If I somehow stored all of the oxygen on Earth in my own personal tank and charged everyone else to breathe, then without me there'd be no air for you ingrates to breathe, and all you do is whine about having to pay for it.

Faceless
5th June 2004, 21:36
The guy who owns the factory put up the money for it, does he deserve the profit because he took the "risk" of starting a factory that has a tremendous potentiality to fail?
The Capitalist has saved this money but the people who use this arguement fail to ask, "if it as simple as a proletarian saving to then invest, why is it that the worker does not save?"
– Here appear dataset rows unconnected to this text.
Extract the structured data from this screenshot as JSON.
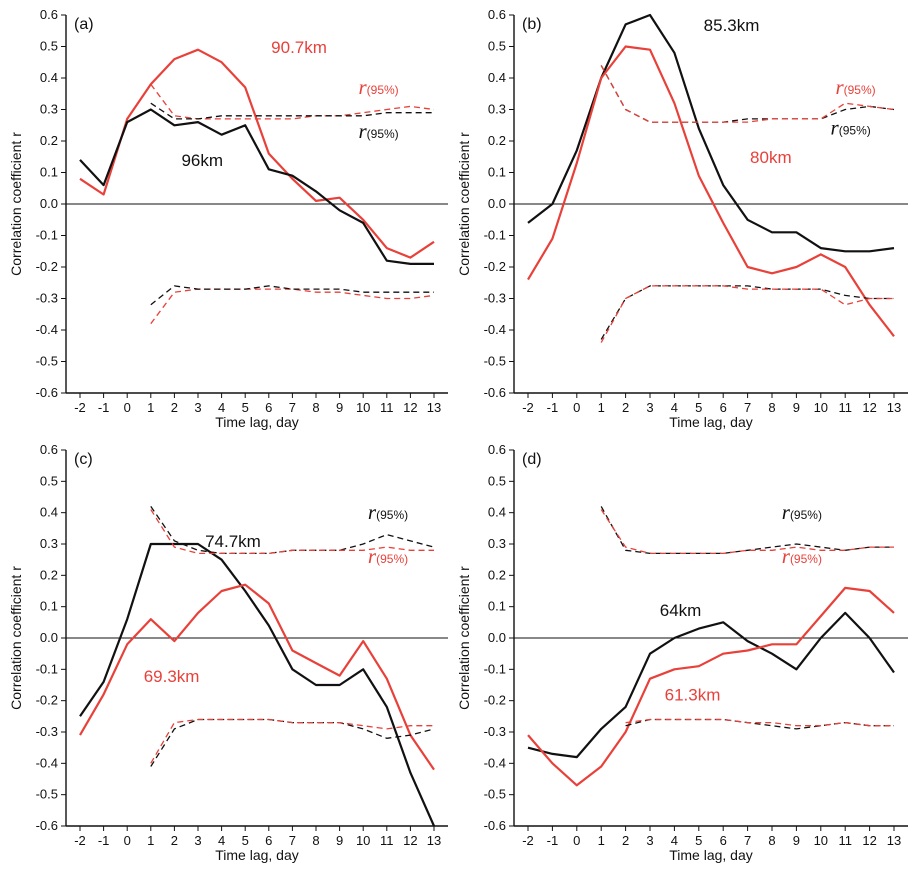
{
  "chart_data": [
    {
      "type": "line",
      "panel_label": "(a)",
      "xlabel": "Time lag, day",
      "ylabel": "Correlation coefficient r",
      "xlim": [
        -2,
        13
      ],
      "ylim": [
        -0.6,
        0.6
      ],
      "x_ticks": [
        "-2",
        "-1",
        "0",
        "1",
        "2",
        "3",
        "4",
        "5",
        "6",
        "7",
        "8",
        "9",
        "10",
        "11",
        "12",
        "13"
      ],
      "y_ticks": [
        "0.6",
        "0.5",
        "0.4",
        "0.3",
        "0.2",
        "0.1",
        "0.0",
        "-0.1",
        "-0.2",
        "-0.3",
        "-0.4",
        "-0.5",
        "-0.6"
      ],
      "zero_line": true,
      "series": [
        {
          "color": "#e8413a",
          "style": "solid",
          "x": [
            -2,
            -1,
            0,
            1,
            2,
            3,
            4,
            5,
            6,
            7,
            8,
            9,
            10,
            11,
            12,
            13
          ],
          "y": [
            0.08,
            0.03,
            0.27,
            0.38,
            0.46,
            0.49,
            0.45,
            0.37,
            0.16,
            0.08,
            0.01,
            0.02,
            -0.05,
            -0.14,
            -0.17,
            -0.12
          ]
        },
        {
          "color": "#111111",
          "style": "solid",
          "x": [
            -2,
            -1,
            0,
            1,
            2,
            3,
            4,
            5,
            6,
            7,
            8,
            9,
            10,
            11,
            12,
            13
          ],
          "y": [
            0.14,
            0.06,
            0.26,
            0.3,
            0.25,
            0.26,
            0.22,
            0.25,
            0.11,
            0.09,
            0.04,
            -0.02,
            -0.06,
            -0.18,
            -0.19,
            -0.19
          ]
        },
        {
          "color": "#e8413a",
          "style": "dashed",
          "x": [
            1,
            2,
            3,
            4,
            5,
            6,
            7,
            8,
            9,
            10,
            11,
            12,
            13
          ],
          "y": [
            0.38,
            0.28,
            0.27,
            0.27,
            0.27,
            0.27,
            0.27,
            0.28,
            0.28,
            0.29,
            0.3,
            0.31,
            0.3
          ]
        },
        {
          "color": "#111111",
          "style": "dashed",
          "x": [
            1,
            2,
            3,
            4,
            5,
            6,
            7,
            8,
            9,
            10,
            11,
            12,
            13
          ],
          "y": [
            0.32,
            0.27,
            0.27,
            0.28,
            0.28,
            0.28,
            0.28,
            0.28,
            0.28,
            0.28,
            0.29,
            0.29,
            0.29
          ]
        },
        {
          "color": "#e8413a",
          "style": "dashed",
          "x": [
            1,
            2,
            3,
            4,
            5,
            6,
            7,
            8,
            9,
            10,
            11,
            12,
            13
          ],
          "y": [
            -0.38,
            -0.28,
            -0.27,
            -0.27,
            -0.27,
            -0.27,
            -0.27,
            -0.28,
            -0.28,
            -0.29,
            -0.3,
            -0.3,
            -0.29
          ]
        },
        {
          "color": "#111111",
          "style": "dashed",
          "x": [
            1,
            2,
            3,
            4,
            5,
            6,
            7,
            8,
            9,
            10,
            11,
            12,
            13
          ],
          "y": [
            -0.32,
            -0.26,
            -0.27,
            -0.27,
            -0.27,
            -0.26,
            -0.27,
            -0.27,
            -0.27,
            -0.28,
            -0.28,
            -0.28,
            -0.28
          ]
        }
      ],
      "annotations": [
        {
          "text": "90.7km",
          "color": "#e8413a",
          "x": 6.1,
          "y": 0.48
        },
        {
          "text": "96km",
          "color": "#111111",
          "x": 2.3,
          "y": 0.12
        },
        {
          "text": "r",
          "sub": "(95%)",
          "color": "#e8413a",
          "x": 9.8,
          "y": 0.35
        },
        {
          "text": "r",
          "sub": "(95%)",
          "color": "#111111",
          "x": 9.8,
          "y": 0.21
        }
      ]
    },
    {
      "type": "line",
      "panel_label": "(b)",
      "xlabel": "Time lag, day",
      "ylabel": "Correlation coefficient r",
      "xlim": [
        -2,
        13
      ],
      "ylim": [
        -0.6,
        0.6
      ],
      "x_ticks": [
        "-2",
        "-1",
        "0",
        "1",
        "2",
        "3",
        "4",
        "5",
        "6",
        "7",
        "8",
        "9",
        "10",
        "11",
        "12",
        "13"
      ],
      "y_ticks": [
        "0.6",
        "0.5",
        "0.4",
        "0.3",
        "0.2",
        "0.1",
        "0.0",
        "-0.1",
        "-0.2",
        "-0.3",
        "-0.4",
        "-0.5",
        "-0.6"
      ],
      "zero_line": true,
      "series": [
        {
          "color": "#111111",
          "style": "solid",
          "x": [
            -2,
            -1,
            0,
            1,
            2,
            3,
            4,
            5,
            6,
            7,
            8,
            9,
            10,
            11,
            12,
            13
          ],
          "y": [
            -0.06,
            0.0,
            0.17,
            0.4,
            0.57,
            0.6,
            0.48,
            0.24,
            0.06,
            -0.05,
            -0.09,
            -0.09,
            -0.14,
            -0.15,
            -0.15,
            -0.14
          ]
        },
        {
          "color": "#e8413a",
          "style": "solid",
          "x": [
            -2,
            -1,
            0,
            1,
            2,
            3,
            4,
            5,
            6,
            7,
            8,
            9,
            10,
            11,
            12,
            13
          ],
          "y": [
            -0.24,
            -0.11,
            0.13,
            0.4,
            0.5,
            0.49,
            0.32,
            0.09,
            -0.06,
            -0.2,
            -0.22,
            -0.2,
            -0.16,
            -0.2,
            -0.32,
            -0.42
          ]
        },
        {
          "color": "#111111",
          "style": "dashed",
          "x": [
            1,
            2,
            3,
            4,
            5,
            6,
            7,
            8,
            9,
            10,
            11,
            12,
            13
          ],
          "y": [
            0.44,
            0.3,
            0.26,
            0.26,
            0.26,
            0.26,
            0.27,
            0.27,
            0.27,
            0.27,
            0.3,
            0.31,
            0.3
          ]
        },
        {
          "color": "#e8413a",
          "style": "dashed",
          "x": [
            1,
            2,
            3,
            4,
            5,
            6,
            7,
            8,
            9,
            10,
            11,
            12,
            13
          ],
          "y": [
            0.44,
            0.3,
            0.26,
            0.26,
            0.26,
            0.26,
            0.26,
            0.27,
            0.27,
            0.27,
            0.32,
            0.31,
            0.3
          ]
        },
        {
          "color": "#111111",
          "style": "dashed",
          "x": [
            1,
            2,
            3,
            4,
            5,
            6,
            7,
            8,
            9,
            10,
            11,
            12,
            13
          ],
          "y": [
            -0.43,
            -0.3,
            -0.26,
            -0.26,
            -0.26,
            -0.26,
            -0.26,
            -0.27,
            -0.27,
            -0.27,
            -0.29,
            -0.3,
            -0.3
          ]
        },
        {
          "color": "#e8413a",
          "style": "dashed",
          "x": [
            1,
            2,
            3,
            4,
            5,
            6,
            7,
            8,
            9,
            10,
            11,
            12,
            13
          ],
          "y": [
            -0.44,
            -0.3,
            -0.26,
            -0.26,
            -0.26,
            -0.26,
            -0.27,
            -0.27,
            -0.27,
            -0.27,
            -0.32,
            -0.3,
            -0.3
          ]
        }
      ],
      "annotations": [
        {
          "text": "85.3km",
          "color": "#111111",
          "x": 5.2,
          "y": 0.55
        },
        {
          "text": "80km",
          "color": "#e8413a",
          "x": 7.1,
          "y": 0.13
        },
        {
          "text": "r",
          "sub": "(95%)",
          "color": "#e8413a",
          "x": 10.6,
          "y": 0.35
        },
        {
          "text": "r",
          "sub": "(95%)",
          "color": "#111111",
          "x": 10.4,
          "y": 0.22
        }
      ]
    },
    {
      "type": "line",
      "panel_label": "(c)",
      "xlabel": "Time lag, day",
      "ylabel": "Correlation coefficient r",
      "xlim": [
        -2,
        13
      ],
      "ylim": [
        -0.6,
        0.6
      ],
      "x_ticks": [
        "-2",
        "-1",
        "0",
        "1",
        "2",
        "3",
        "4",
        "5",
        "6",
        "7",
        "8",
        "9",
        "10",
        "11",
        "12",
        "13"
      ],
      "y_ticks": [
        "0.6",
        "0.5",
        "0.4",
        "0.3",
        "0.2",
        "0.1",
        "0.0",
        "-0.1",
        "-0.2",
        "-0.3",
        "-0.4",
        "-0.5",
        "-0.6"
      ],
      "zero_line": true,
      "series": [
        {
          "color": "#111111",
          "style": "solid",
          "x": [
            -2,
            -1,
            0,
            1,
            2,
            3,
            4,
            5,
            6,
            7,
            8,
            9,
            10,
            11,
            12,
            13
          ],
          "y": [
            -0.25,
            -0.14,
            0.06,
            0.3,
            0.3,
            0.3,
            0.25,
            0.15,
            0.04,
            -0.1,
            -0.15,
            -0.15,
            -0.1,
            -0.22,
            -0.43,
            -0.6
          ]
        },
        {
          "color": "#e8413a",
          "style": "solid",
          "x": [
            -2,
            -1,
            0,
            1,
            2,
            3,
            4,
            5,
            6,
            7,
            8,
            9,
            10,
            11,
            12,
            13
          ],
          "y": [
            -0.31,
            -0.18,
            -0.02,
            0.06,
            -0.01,
            0.08,
            0.15,
            0.17,
            0.11,
            -0.04,
            -0.08,
            -0.12,
            -0.01,
            -0.13,
            -0.31,
            -0.42
          ]
        },
        {
          "color": "#111111",
          "style": "dashed",
          "x": [
            1,
            2,
            3,
            4,
            5,
            6,
            7,
            8,
            9,
            10,
            11,
            12,
            13
          ],
          "y": [
            0.42,
            0.31,
            0.28,
            0.27,
            0.27,
            0.27,
            0.28,
            0.28,
            0.28,
            0.3,
            0.33,
            0.31,
            0.29
          ]
        },
        {
          "color": "#e8413a",
          "style": "dashed",
          "x": [
            1,
            2,
            3,
            4,
            5,
            6,
            7,
            8,
            9,
            10,
            11,
            12,
            13
          ],
          "y": [
            0.41,
            0.29,
            0.27,
            0.27,
            0.27,
            0.27,
            0.28,
            0.28,
            0.28,
            0.28,
            0.29,
            0.28,
            0.28
          ]
        },
        {
          "color": "#111111",
          "style": "dashed",
          "x": [
            1,
            2,
            3,
            4,
            5,
            6,
            7,
            8,
            9,
            10,
            11,
            12,
            13
          ],
          "y": [
            -0.41,
            -0.29,
            -0.26,
            -0.26,
            -0.26,
            -0.26,
            -0.27,
            -0.27,
            -0.27,
            -0.29,
            -0.32,
            -0.31,
            -0.29
          ]
        },
        {
          "color": "#e8413a",
          "style": "dashed",
          "x": [
            1,
            2,
            3,
            4,
            5,
            6,
            7,
            8,
            9,
            10,
            11,
            12,
            13
          ],
          "y": [
            -0.4,
            -0.27,
            -0.26,
            -0.26,
            -0.26,
            -0.26,
            -0.27,
            -0.27,
            -0.27,
            -0.28,
            -0.29,
            -0.28,
            -0.28
          ]
        }
      ],
      "annotations": [
        {
          "text": "74.7km",
          "color": "#111111",
          "x": 3.3,
          "y": 0.29
        },
        {
          "text": "69.3km",
          "color": "#e8413a",
          "x": 0.7,
          "y": -0.14
        },
        {
          "text": "r",
          "sub": "(95%)",
          "color": "#111111",
          "x": 10.2,
          "y": 0.38
        },
        {
          "text": "r",
          "sub": "(95%)",
          "color": "#e8413a",
          "x": 10.2,
          "y": 0.24
        }
      ]
    },
    {
      "type": "line",
      "panel_label": "(d)",
      "xlabel": "Time lag, day",
      "ylabel": "Correlation coefficient r",
      "xlim": [
        -2,
        13
      ],
      "ylim": [
        -0.6,
        0.6
      ],
      "x_ticks": [
        "-2",
        "-1",
        "0",
        "1",
        "2",
        "3",
        "4",
        "5",
        "6",
        "7",
        "8",
        "9",
        "10",
        "11",
        "12",
        "13"
      ],
      "y_ticks": [
        "0.6",
        "0.5",
        "0.4",
        "0.3",
        "0.2",
        "0.1",
        "0.0",
        "-0.1",
        "-0.2",
        "-0.3",
        "-0.4",
        "-0.5",
        "-0.6"
      ],
      "zero_line": true,
      "series": [
        {
          "color": "#111111",
          "style": "solid",
          "x": [
            -2,
            -1,
            0,
            1,
            2,
            3,
            4,
            5,
            6,
            7,
            8,
            9,
            10,
            11,
            12,
            13
          ],
          "y": [
            -0.35,
            -0.37,
            -0.38,
            -0.29,
            -0.22,
            -0.05,
            0.0,
            0.03,
            0.05,
            -0.01,
            -0.05,
            -0.1,
            0.0,
            0.08,
            0.0,
            -0.11
          ]
        },
        {
          "color": "#e8413a",
          "style": "solid",
          "x": [
            -2,
            -1,
            0,
            1,
            2,
            3,
            4,
            5,
            6,
            7,
            8,
            9,
            10,
            11,
            12,
            13
          ],
          "y": [
            -0.31,
            -0.4,
            -0.47,
            -0.41,
            -0.3,
            -0.13,
            -0.1,
            -0.09,
            -0.05,
            -0.04,
            -0.02,
            -0.02,
            0.07,
            0.16,
            0.15,
            0.08
          ]
        },
        {
          "color": "#111111",
          "style": "dashed",
          "x": [
            1,
            2,
            3,
            4,
            5,
            6,
            7,
            8,
            9,
            10,
            11,
            12,
            13
          ],
          "y": [
            0.42,
            0.28,
            0.27,
            0.27,
            0.27,
            0.27,
            0.28,
            0.29,
            0.3,
            0.29,
            0.28,
            0.29,
            0.29
          ]
        },
        {
          "color": "#e8413a",
          "style": "dashed",
          "x": [
            1,
            2,
            3,
            4,
            5,
            6,
            7,
            8,
            9,
            10,
            11,
            12,
            13
          ],
          "y": [
            0.41,
            0.29,
            0.27,
            0.27,
            0.27,
            0.27,
            0.28,
            0.28,
            0.29,
            0.28,
            0.28,
            0.29,
            0.29
          ]
        },
        {
          "color": "#111111",
          "style": "dashed",
          "x": [
            2,
            3,
            4,
            5,
            6,
            7,
            8,
            9,
            10,
            11,
            12,
            13
          ],
          "y": [
            -0.28,
            -0.26,
            -0.26,
            -0.26,
            -0.26,
            -0.27,
            -0.28,
            -0.29,
            -0.28,
            -0.27,
            -0.28,
            -0.28
          ]
        },
        {
          "color": "#e8413a",
          "style": "dashed",
          "x": [
            2,
            3,
            4,
            5,
            6,
            7,
            8,
            9,
            10,
            11,
            12,
            13
          ],
          "y": [
            -0.27,
            -0.26,
            -0.26,
            -0.26,
            -0.26,
            -0.27,
            -0.27,
            -0.28,
            -0.28,
            -0.27,
            -0.28,
            -0.28
          ]
        }
      ],
      "annotations": [
        {
          "text": "64km",
          "color": "#111111",
          "x": 3.4,
          "y": 0.07
        },
        {
          "text": "61.3km",
          "color": "#e8413a",
          "x": 3.6,
          "y": -0.2
        },
        {
          "text": "r",
          "sub": "(95%)",
          "color": "#111111",
          "x": 8.4,
          "y": 0.38
        },
        {
          "text": "r",
          "sub": "(95%)",
          "color": "#e8413a",
          "x": 8.4,
          "y": 0.24
        }
      ]
    }
  ]
}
The answer is that the worker, with his small wage, must spend immediately to live. The Capitalist does not face this problem. He has that money to invest. In the more advanced, polar Capitalist societies the constant capital:variable capital (means of production:labour power bought) investment is massive and thus the rate of profit low. So you have to invest much to get anything. The Capitalist has such means.
If you are arguing this the Capitalist will no doubt point at some rags to riches hero. These are pure exceptions. There are no five billion gaps in the markets to elevate all workers to petty bourgeois'.

They take a risk that the proletariat do not have opportunity to.